For the full list of decorator parameters, environment variables, defaults, and advanced toggles, see [docs/configuration.md](docs/configuration.md).

## Troubleshooting 🛠️

- Symptom: auth error from backend API
- Fix: set the right key (`DAYTONA_API_KEY` or `E2B_API_KEY`) in the shell that runs the flow.

- Symptom: `@sandbox`/`@daytona` says remote datastore is required
- Fix: set `METAFLOW_DEFAULT_DATASTORE` and its remote datastore root.

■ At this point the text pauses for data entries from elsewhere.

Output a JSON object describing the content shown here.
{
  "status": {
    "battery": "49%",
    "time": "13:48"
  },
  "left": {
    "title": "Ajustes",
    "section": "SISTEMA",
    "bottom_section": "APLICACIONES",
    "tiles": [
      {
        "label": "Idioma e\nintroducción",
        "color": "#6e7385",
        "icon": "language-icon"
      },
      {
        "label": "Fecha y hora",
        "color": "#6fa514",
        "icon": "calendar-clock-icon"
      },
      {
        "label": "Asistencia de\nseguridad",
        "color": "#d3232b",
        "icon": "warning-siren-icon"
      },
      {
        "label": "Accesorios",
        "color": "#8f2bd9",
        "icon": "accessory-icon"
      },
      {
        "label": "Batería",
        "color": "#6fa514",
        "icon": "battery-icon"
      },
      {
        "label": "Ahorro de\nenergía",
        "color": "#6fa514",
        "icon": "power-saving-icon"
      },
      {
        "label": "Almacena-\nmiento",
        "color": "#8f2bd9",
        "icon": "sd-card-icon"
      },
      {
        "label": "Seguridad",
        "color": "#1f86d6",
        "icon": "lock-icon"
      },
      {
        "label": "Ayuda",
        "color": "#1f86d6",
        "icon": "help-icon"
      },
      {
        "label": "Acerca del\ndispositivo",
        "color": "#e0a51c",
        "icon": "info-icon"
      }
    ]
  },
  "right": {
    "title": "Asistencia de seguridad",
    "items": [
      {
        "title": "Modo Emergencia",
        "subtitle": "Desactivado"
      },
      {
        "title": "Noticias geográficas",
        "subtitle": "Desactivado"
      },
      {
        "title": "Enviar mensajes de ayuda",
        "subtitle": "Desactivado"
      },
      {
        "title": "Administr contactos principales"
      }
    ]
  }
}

- Symptom: datastore access errors (`403`, missing objects, endpoint errors)
- Fix: verify cloud credentials and endpoint config (`METAFLOW_S3_ENDPOINT_URL` for R2/custom S3).

## Development 🧪

```bash
ruff check src/ tests/
pytest tests/unit/ tests/structural/
pytest tests/integration/ -m integration
```

Architecture details: [docs/architecture.md](docs/architecture.md)  
Backend interface: [docs/adding-a-backend.md](docs/adding-a-backend.md)

## License

Apache License 2.0. See [LICENSE](LICENSE).